The main source of biographical information on Joseph is the Book of Chastity of Isho'dnah of Basra, written a century or so after his death. He was born to a Persian family of Zoroastrian religion in the village of Nimrud about 710. During the reign of the Caliph Umar II (717–720), the villagers rebelled and the seven-year-old Joseph taken captive by the caliph. He was sold as a slave to an Arab in Sinjar, who later sold him to a Christian from Qardu. There, Joseph became familiar with the ascetic life of the monks of the monastery of John of Kamul. He requested to be baptized and was freed by his owner in order to enter the monastery of Abba Sliba as a novice. His brother also converted to Christianity and took the name Abdisho.

At the end of his novitiate, Joseph moved back to Qardu and lived as a hermit for some years. He then became the abbot of the local monastery of Mar Bassima, before moving to Mount Zinai in Adiabene to resume the life of a hermit. Again, he was persuaded to become the abbot of the local monastery of Rabban Bakhtisho. He continued in this office until his death.
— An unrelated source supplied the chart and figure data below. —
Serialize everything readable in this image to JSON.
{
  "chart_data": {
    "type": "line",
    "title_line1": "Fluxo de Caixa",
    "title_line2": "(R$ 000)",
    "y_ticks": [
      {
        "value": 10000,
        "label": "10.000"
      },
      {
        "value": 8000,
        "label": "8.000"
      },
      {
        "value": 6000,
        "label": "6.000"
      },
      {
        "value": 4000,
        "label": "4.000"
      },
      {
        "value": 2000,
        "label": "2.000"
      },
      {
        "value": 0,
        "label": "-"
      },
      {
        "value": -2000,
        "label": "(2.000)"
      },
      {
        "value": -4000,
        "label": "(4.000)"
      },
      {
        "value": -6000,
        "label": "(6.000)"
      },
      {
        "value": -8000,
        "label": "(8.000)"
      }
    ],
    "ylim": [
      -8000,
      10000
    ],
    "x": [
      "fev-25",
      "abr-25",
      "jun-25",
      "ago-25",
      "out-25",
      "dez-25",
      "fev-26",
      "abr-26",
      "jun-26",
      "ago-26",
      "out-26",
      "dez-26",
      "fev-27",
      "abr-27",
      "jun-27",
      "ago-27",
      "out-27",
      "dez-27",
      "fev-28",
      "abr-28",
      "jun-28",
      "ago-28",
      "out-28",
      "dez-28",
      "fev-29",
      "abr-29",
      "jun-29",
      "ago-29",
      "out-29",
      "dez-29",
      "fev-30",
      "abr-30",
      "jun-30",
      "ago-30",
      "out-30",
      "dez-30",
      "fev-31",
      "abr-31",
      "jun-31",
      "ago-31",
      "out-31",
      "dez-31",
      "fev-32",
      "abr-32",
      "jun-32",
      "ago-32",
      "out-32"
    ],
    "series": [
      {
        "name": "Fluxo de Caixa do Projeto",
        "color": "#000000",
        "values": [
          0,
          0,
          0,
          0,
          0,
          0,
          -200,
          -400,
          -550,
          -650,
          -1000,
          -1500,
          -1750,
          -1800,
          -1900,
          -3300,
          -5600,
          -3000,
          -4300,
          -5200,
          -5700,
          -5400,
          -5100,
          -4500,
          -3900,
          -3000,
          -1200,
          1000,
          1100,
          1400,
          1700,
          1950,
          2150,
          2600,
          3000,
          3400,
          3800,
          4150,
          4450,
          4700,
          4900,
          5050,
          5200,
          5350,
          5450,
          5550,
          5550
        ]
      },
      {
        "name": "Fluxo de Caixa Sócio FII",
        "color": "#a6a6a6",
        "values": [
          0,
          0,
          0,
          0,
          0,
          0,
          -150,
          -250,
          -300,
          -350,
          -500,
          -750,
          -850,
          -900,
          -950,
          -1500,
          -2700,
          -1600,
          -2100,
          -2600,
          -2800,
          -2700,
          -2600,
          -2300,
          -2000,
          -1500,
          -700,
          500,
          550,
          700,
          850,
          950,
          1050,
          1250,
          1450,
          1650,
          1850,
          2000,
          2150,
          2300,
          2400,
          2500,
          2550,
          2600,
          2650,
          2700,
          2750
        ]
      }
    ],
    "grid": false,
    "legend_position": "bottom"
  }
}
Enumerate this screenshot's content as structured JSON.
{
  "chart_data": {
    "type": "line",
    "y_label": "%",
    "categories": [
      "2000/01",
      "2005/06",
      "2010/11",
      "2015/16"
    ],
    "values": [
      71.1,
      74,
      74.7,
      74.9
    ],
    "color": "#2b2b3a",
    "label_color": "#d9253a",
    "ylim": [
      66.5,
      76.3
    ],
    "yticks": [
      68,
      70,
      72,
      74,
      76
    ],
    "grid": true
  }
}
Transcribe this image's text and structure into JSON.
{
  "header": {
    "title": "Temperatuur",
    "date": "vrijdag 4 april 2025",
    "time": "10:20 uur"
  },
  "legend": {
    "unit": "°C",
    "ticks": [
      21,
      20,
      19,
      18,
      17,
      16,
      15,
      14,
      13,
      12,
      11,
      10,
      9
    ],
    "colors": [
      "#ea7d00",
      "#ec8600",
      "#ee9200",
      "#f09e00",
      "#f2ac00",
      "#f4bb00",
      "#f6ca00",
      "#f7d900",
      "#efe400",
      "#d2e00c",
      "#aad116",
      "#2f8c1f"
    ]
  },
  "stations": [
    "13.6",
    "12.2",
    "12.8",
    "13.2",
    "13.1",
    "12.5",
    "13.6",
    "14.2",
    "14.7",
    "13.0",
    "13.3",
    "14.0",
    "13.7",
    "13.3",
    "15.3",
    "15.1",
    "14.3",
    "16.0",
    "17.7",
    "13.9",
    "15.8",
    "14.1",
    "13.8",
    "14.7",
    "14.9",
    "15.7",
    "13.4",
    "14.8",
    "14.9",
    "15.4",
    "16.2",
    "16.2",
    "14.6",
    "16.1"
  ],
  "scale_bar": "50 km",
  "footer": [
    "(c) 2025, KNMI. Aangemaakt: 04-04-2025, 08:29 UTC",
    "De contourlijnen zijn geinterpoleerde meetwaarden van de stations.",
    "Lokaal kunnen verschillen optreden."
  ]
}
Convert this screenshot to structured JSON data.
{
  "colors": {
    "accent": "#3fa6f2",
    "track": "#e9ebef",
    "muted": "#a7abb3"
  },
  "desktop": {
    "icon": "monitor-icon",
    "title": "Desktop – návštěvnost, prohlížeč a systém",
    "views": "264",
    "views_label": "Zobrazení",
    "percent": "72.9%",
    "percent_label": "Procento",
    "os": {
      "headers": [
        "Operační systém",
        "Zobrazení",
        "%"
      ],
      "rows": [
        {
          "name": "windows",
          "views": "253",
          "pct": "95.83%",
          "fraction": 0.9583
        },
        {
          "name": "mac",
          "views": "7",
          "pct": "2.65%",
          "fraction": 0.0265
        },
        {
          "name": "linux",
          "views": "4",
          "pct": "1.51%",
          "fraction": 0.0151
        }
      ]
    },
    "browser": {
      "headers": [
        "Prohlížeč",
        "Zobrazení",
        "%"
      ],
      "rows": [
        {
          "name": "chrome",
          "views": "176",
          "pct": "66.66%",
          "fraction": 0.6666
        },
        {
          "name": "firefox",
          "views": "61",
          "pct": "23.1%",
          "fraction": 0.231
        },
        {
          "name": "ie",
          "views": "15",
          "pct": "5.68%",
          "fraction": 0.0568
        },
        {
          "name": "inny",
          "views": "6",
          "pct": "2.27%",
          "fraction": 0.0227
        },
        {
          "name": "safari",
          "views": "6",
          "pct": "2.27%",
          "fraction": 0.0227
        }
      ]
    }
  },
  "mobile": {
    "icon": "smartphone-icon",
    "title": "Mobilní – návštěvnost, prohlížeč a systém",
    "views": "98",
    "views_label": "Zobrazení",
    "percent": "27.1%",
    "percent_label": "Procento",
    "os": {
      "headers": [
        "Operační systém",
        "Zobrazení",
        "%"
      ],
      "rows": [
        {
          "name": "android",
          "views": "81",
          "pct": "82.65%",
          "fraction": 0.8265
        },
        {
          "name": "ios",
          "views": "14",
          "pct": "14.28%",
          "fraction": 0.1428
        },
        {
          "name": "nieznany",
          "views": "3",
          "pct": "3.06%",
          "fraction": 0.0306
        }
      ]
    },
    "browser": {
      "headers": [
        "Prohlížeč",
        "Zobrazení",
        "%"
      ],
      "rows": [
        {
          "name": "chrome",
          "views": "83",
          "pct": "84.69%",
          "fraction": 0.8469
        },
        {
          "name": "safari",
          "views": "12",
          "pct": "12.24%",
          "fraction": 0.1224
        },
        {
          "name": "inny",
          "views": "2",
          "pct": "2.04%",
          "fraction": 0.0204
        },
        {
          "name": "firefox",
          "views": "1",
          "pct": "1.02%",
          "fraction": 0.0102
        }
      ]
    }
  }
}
Abdisho bar Berika claimed that Joseph wrote 1,900 treatises, but only ten were extant in Abdisho's time. He is generally regarded as a systematizer of the mystic and ascetic practices of the Church of the East. His most systematic work, A Letter on the Three Stages of the Monastic Life, is misattributed to Philoxenus of Mabbug in the manuscripts. Like Philoxenus, Joseph taught that the monastic life fosters the charismatic gifts. He belonged to the same theological family as Isaac of Nineveh, Simon of Taibuteh and John of Dalyatha. He was the first to synthesise the three contemplations of the Hellenistic scholar Evagrius Ponticus (4th-century) with the tripartite division of the Syriac John of Apamea (5th century). Among his other works are the treatise On the Divine Essence, the Chapters of Knowledge and the Book of Questions and Answers. Many of his works, such as the Treatise on the Workings of the Grace of God, are erroneously transmitted under his brother's name.

At a synod held in 786–787 or 790, the Patriarch Timothy I condemned Joseph Hazzaya and two other ascetic authors, John of Dalyatha and John the Solitary, for heresy. According to Timothy, Joseph rejected prayer and the divine office as impediments to receiving the charismatic gifts. He also supposedly slipped into Messalianism, claiming that a gmirā (person who had achieved perfection) did not need prayer, the office, scripture reading or manual labour. These charges are not substantiated by any of Joseph's surviving writings, but David Wilmshurst considers them unsurprising if Joseph claimed to be a "privileged recipient of divine revelation" as his nickname implies.

The date of Joseph's death is unknown. Karl Pinggéra believes he was alive at the time of the synod, but Micheline Albert believes he was already dead by then.